Haii, lama tidak update di sini.
Apa kabar?
Oh ya, sebelum baca bab ini, aku sarankan baca bab 15 lebih dulu supaya enggak lupa jalan ceritanya, ya^^
Sorry for typos and happy reading luv
***
“ARASH, mama baru aja selesai telepon orangtuanya Auris.” Arash baru saja duduk di meja makan untuk menyantap sarapannya ketika Mama Erren berujar seperti itu. Arash tahu arah pembicaraan ini, tetapi memilih tetap bungkam agar Mamanya melanjutkan pembicaraan. “Mama ajak mereka buat ketemu Sabtu malam nanti untuk bicarakan pembatalan perjodohan kamu dengan Auris.”
Arash terkejut meski wajahnya tetap tenang, ia pikir, perjodohannya dengan Auris akan tetap berlanjut, mengingat Mamanya yang beberapa bulan terakhir selalu mencekoknya untuk menerima perjodohan itu.
“Dibatalin?”
“Terus, kamu maunya gimana? Mau tetap dijodohin sama Auris padahal kamu cinta banget sama Helza?”
Kali ini, Arash tidak lagi menahan rasa terkejutnya. Itu jelas terlihat dari mata birunya yang membulat.“Aku apa? Cinta sama siapa?”
Mama Erren berdecak. “Sama Helza. HEL-ZA. Udahlah gak usah pura-pura, atau menyangkal perasaan kamu sama Helza. Mama lihat dengan mata kepala mama sendiri, gimana kamu ngebet sama dia.” Kurang lebih delapan belas tahun mengurus Arash, tentu Mama Erren tahu ketika anaknya tertarik pada sesuatu. Arash anak yang cenderung jarang mengatakan apa yang ia mau, tetapi Mama Erren hafal betul, jika Arash menatap sesuatu atau seseorang lebih dari lima detik, atau bahkan berperilaku menyimpang—seperti menonton drama India—itu sudah jelas membuktikan bahwa anaknya benar-benar tertarik pada Helza.
“Kamu ini, kalau memang enggak suka sama Auris, kenapa enggak nolak aja, sih, Rash? Mama kan cuma berniat menjodohkan, tetapi kalau kamu enggak suka atau kamu sukanya sama cewek lain, mama enggak akan lanjutkan perjodohan ini.”
Arash berdeham, lalu menjelaskan tentang fakta bahwa sebenarnya ia dan Auris hanya berpura-pura menerima perjodohan agar baik Mama Erren atau Mama Auris tidak lagi berisik dan mendesak mereka untuk bertemu.
“Astaga, Mama jadi kayak ibu-ibu jahat yang maksa anaknya buat nikah tanpa cinta, deh.” Mama Erren cemberut. “Jadi..., harusnya enggak akan ada masalah, dong, ya, kalau Sabtu nanti kita bicarain pembatalan perjodohan kalian?”
Arash mengangguk. Tentu saja tidak akan ada masalah, ia dan Auris hanya berpura-pura saja. Tidak akan ada drama di mana Auris akan menangis dan memohon agar perjodohan mereka dilanjutkan. Auris terlalu sibuk mengurus Henky.
“Mama lega banget, ternyata kamu suka sama cewek.”
Arash mengangkat sebelah alisnya.“Maksud Mama?”

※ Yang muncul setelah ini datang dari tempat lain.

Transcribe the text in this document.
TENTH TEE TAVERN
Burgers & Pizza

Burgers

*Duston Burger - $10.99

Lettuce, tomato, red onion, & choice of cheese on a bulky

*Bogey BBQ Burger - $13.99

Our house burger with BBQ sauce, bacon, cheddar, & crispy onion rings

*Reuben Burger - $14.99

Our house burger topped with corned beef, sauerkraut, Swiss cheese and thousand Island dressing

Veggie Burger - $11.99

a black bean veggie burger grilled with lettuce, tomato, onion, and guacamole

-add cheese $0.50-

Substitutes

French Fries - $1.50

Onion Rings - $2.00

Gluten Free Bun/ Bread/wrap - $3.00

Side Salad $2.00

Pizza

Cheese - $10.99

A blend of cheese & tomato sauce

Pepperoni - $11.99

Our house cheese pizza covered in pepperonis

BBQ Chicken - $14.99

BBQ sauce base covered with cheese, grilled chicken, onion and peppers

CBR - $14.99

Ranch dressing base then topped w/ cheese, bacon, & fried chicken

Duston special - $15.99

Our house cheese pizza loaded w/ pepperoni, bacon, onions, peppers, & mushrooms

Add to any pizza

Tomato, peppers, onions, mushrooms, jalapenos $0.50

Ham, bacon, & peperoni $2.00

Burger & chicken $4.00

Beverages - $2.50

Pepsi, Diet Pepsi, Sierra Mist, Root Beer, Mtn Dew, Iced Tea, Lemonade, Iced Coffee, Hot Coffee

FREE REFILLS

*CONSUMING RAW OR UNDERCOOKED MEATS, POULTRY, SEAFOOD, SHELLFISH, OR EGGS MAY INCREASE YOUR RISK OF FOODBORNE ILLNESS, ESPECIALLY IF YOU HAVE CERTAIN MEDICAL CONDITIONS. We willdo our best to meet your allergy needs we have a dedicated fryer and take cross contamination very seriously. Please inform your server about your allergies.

“Yah sebenarnya Mama sempet mikir kalo kamu itu suka sama sesama jenis. Habis kamu enggak pernah tuh bawa cewek ke rumah, padahal mama gak pernah larang kamu pacaran.” Meski tinggal di Indonesia, gaya hidup Arash dan keluarga tetap condong ke barat. Mama Erren tahu, anaknya sudah dewasa, dan Mama Erren yakin Arash bisa bertanggung jawab atas apa yang ia lakukan. Jadi, Mama Erren membebaskan gaya hidup Arash, dengan catatan, tidak menyentuh narkoba dan membunuh orang. “Mama sampai bertanya-tanya, apa enggak ada cewek yang bikin kamu tertarik, atau cewek yang enggak tertarik sama kamu karena kamu kayak kanebo kering?”
Arash mendengus pelan, Mamanya tidak tahu saja bahwa ada belasan cangkang kondom yang pernah Arash sobek. Meski tidak pernah membawa perempuan ke rumah, bukan berarti Arash tidak berurusan dengan perempuan.
“Syukurlah sekarang kamu suka sama Helza, meskipun kayaknya Helza enggak suka kamu.” Ugh, kata-kata yang tepat jika Mama Erren ingin melukai harga diri Arash. “Selain nonton India, usaha apa lagi yang udah kamu kerahkan buat dapet perhatian Helza?”